The Paw Print
For many students, college can be a stressful and troubling experience. Between harder classes, more homework, and the troubles of relationships with friends or significant others, the pressures of a college lifestyle can be detrimental to a student’s mental health. Luckily for those feeling this way, Adams State College is here to help.
Mental Health Awareness week was developed with the intentional effort to increase awareness of mental health concerns on campus, reduce the stigma around mental health issues, and empower the college community to see the help that is necessary and available to respond to mental health issues.
With the increase of suicides and various acts of violence, as well as students failing classes, struggling intensely with their motivational levels, or their inability to concentrate, the need for a program such as this has become stronger and stronger.
“Nearly 44 percent of college students have reported that at least one time in their college careers they felt so depressed that it was difficult to function,” said Laurel Carter. “Oftentimes, students are unaware of why they may be feeling so unmotivated, why they may be having feelings of hopelessness, or cannot get out of bed in the morning.
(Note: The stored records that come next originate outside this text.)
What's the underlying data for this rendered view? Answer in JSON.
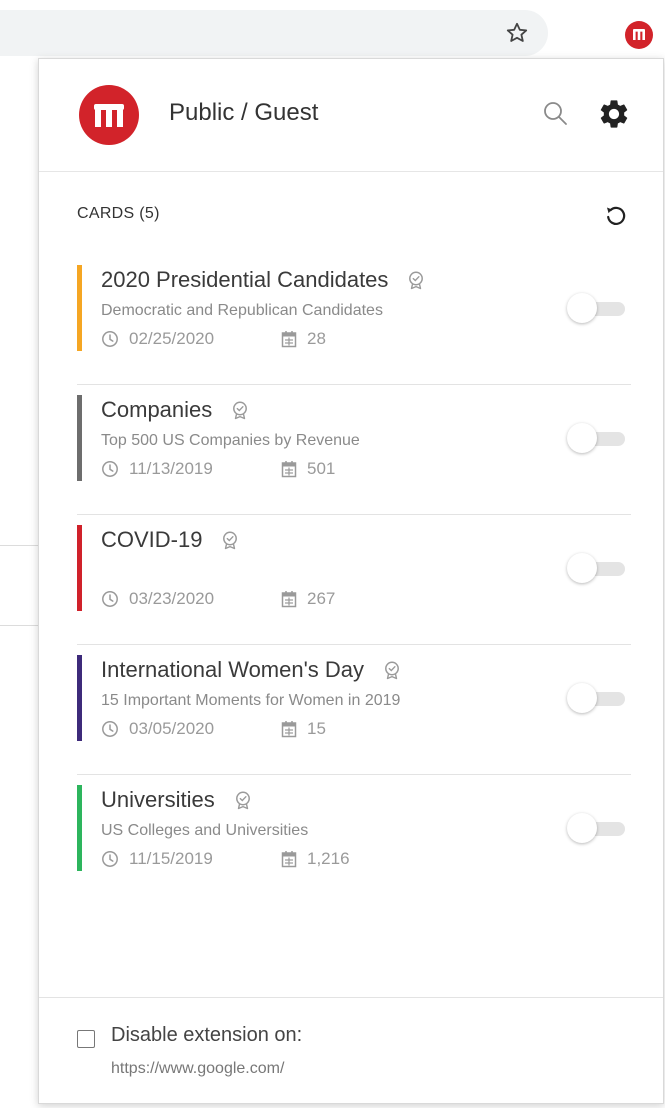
{
  "browser": {
    "star_icon": "star-outline-icon",
    "extension_icon": "extension-logo-icon"
  },
  "header": {
    "title": "Public / Guest",
    "logo_color": "#d2232a",
    "search_icon": "search-icon",
    "settings_icon": "gear-icon"
  },
  "cards_section": {
    "heading": "CARDS (5)",
    "refresh_icon": "refresh-icon"
  },
  "cards": [
    {
      "title": "2020 Presidential Candidates",
      "subtitle": "Democratic and Republican Candidates",
      "date": "02/25/2020",
      "count": "28",
      "color": "#f5a623",
      "enabled": false
    },
    {
      "title": "Companies",
      "subtitle": "Top 500 US Companies by Revenue",
      "date": "11/13/2019",
      "count": "501",
      "color": "#6d6d6d",
      "enabled": false
    },
    {
      "title": "COVID-19",
      "subtitle": "",
      "date": "03/23/2020",
      "count": "267",
      "color": "#d0212a",
      "enabled": false
    },
    {
      "title": "International Women's Day",
      "subtitle": "15 Important Moments for Women in 2019",
      "date": "03/05/2020",
      "count": "15",
      "color": "#3d2a7a",
      "enabled": false
    },
    {
      "title": "Universities",
      "subtitle": "US Colleges and Universities",
      "date": "11/15/2019",
      "count": "1,216",
      "color": "#2db55d",
      "enabled": false
    }
  ],
  "footer": {
    "label": "Disable extension on:",
    "url": "https://www.google.com/",
    "checked": false
  }
}
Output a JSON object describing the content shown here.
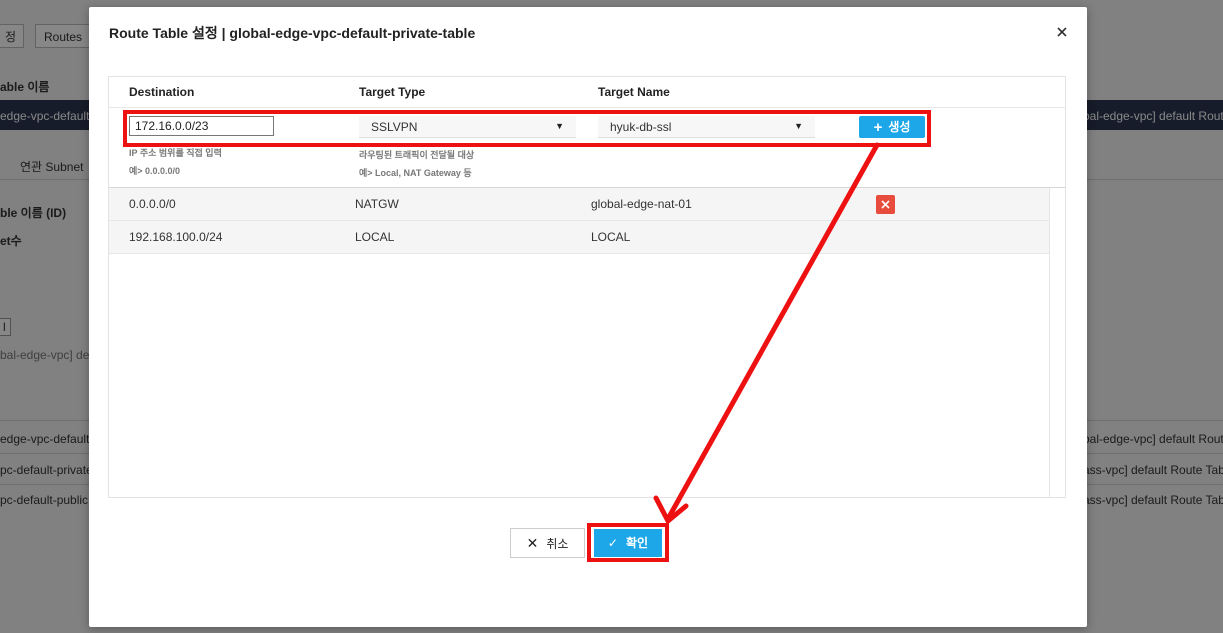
{
  "background": {
    "tab_left": "정",
    "tab_routes": "Routes",
    "col_header": "able 이름",
    "row_selected_left": "edge-vpc-default-",
    "row_selected_right": "bal-edge-vpc] default Rout",
    "subtab": "연관 Subnet",
    "detail_label_1": "ble 이름 (ID)",
    "detail_label_2": "et수",
    "small_btn": "l",
    "detail_value": "bal-edge-vpc] defa",
    "list_left": [
      "edge-vpc-default-p",
      "pc-default-private",
      "pc-default-public"
    ],
    "list_right": [
      "bal-edge-vpc] default Rout",
      "ass-vpc] default Route Tab",
      "ass-vpc] default Route Tab"
    ]
  },
  "modal": {
    "title": "Route Table 설정 | global-edge-vpc-default-private-table",
    "columns": {
      "destination": "Destination",
      "target_type": "Target Type",
      "target_name": "Target Name"
    },
    "destination_value": "172.16.0.0/23",
    "target_type_value": "SSLVPN",
    "target_name_value": "hyuk-db-ssl",
    "hint_dest_1": "IP 주소 범위를 직접 입력",
    "hint_dest_2": "예> 0.0.0.0/0",
    "hint_type_1": "라우팅된 트래픽이 전달될 대상",
    "hint_type_2": "예> Local, NAT Gateway 등",
    "create_label": "생성",
    "routes": [
      {
        "destination": "0.0.0.0/0",
        "target_type": "NATGW",
        "target_name": "global-edge-nat-01",
        "deletable": true
      },
      {
        "destination": "192.168.100.0/24",
        "target_type": "LOCAL",
        "target_name": "LOCAL",
        "deletable": false
      }
    ],
    "cancel_label": "취소",
    "confirm_label": "확인"
  },
  "annotation_color": "#ee1111",
  "accent_color": "#1ea7e8"
}
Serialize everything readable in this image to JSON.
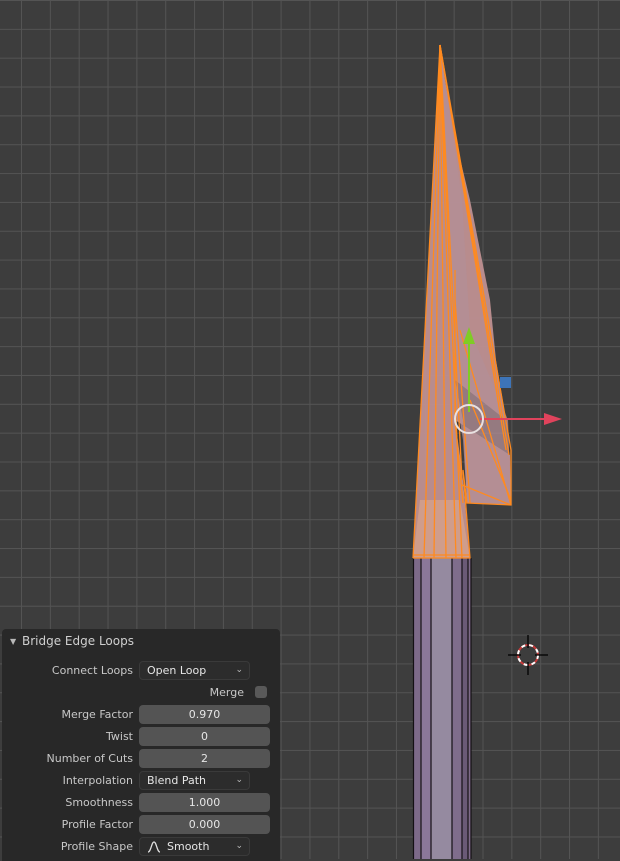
{
  "viewport": {
    "gizmo": {
      "x_axis_color": "#e0435c",
      "y_axis_color": "#7fcc24",
      "z_handle_color": "#3d74b8"
    },
    "selection_color": "#ff8a1f",
    "mesh_selected_fill": "#c08f8f",
    "mesh_unselected_fill": "#7d6a89",
    "icons": [
      "transform-gizmo",
      "3d-cursor-icon"
    ]
  },
  "operator_panel": {
    "title": "Bridge Edge Loops",
    "collapse_icon": "triangle-down-icon",
    "fields": {
      "connect_loops": {
        "label": "Connect Loops",
        "value": "Open Loop"
      },
      "merge": {
        "label": "Merge",
        "checked": false
      },
      "merge_factor": {
        "label": "Merge Factor",
        "value": "0.970"
      },
      "twist": {
        "label": "Twist",
        "value": "0"
      },
      "number_of_cuts": {
        "label": "Number of Cuts",
        "value": "2"
      },
      "interpolation": {
        "label": "Interpolation",
        "value": "Blend Path"
      },
      "smoothness": {
        "label": "Smoothness",
        "value": "1.000"
      },
      "profile_factor": {
        "label": "Profile Factor",
        "value": "0.000"
      },
      "profile_shape": {
        "label": "Profile Shape",
        "value": "Smooth",
        "icon": "smooth-falloff-icon"
      }
    }
  }
}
The goal of Mental Health Awareness Week is to increase the knowledge the college community has of mental health issues and how common they truly are”.
Many are uncomfortable with topics like suicide, and the discomfort is what prevents discussions. In all honesty, the stigma attached to mental health is vast, and students, as well as staff members, should begin to embrace talking about topics like suicide, depression, and anxiety. As faculty are more open to talking about it, students may be more open to discussion as well, which will hopefully result in people seeking services that could benefit them. Not only does this increase the sense of openness and safety in discussing concerns, but it could positively affect a student’s overall college experience.
“It is time for us to come together as a campus community to identify when a person may be in distress, and we should have the knowledge and skills to do something about it from a preventative standpoint, rather than just a post-vention standpoint,” Laurel says.
Everyone can benefit from gaining knowledge of mental health issues. Mental health does not discriminate based upon age, race, religion, sex, or economic status. It affects everyone in some capacity, and the more someone knows about the subject, the more they can do to help those suffering.
All events will take place from April 2 to April 6 on the college campus in the Student Union Building. The First Aid training and safeTALK trainings have been approved by Student Affairs to miss classes with professor permission. Please register with Laurel Carter as soon as possible if you are interested in the trainings. On Tuesday, Wednesday and Thursday, there will be anonymous substance abuse and depression screenings to take in the SUB solarium. Thursday at noon, there will be a panel of mental health professionals, as well as a student speaker who has successfully made it through college with a mental health disorder to share his experience.
“Knowledge is power,” says Laurel. “We want students, faculty, and staff to be informed of the reality of mental health concerns on our campus, and let them know that something can be done. It is no longer something to hide from, as it affects every single one of us in some capacity.”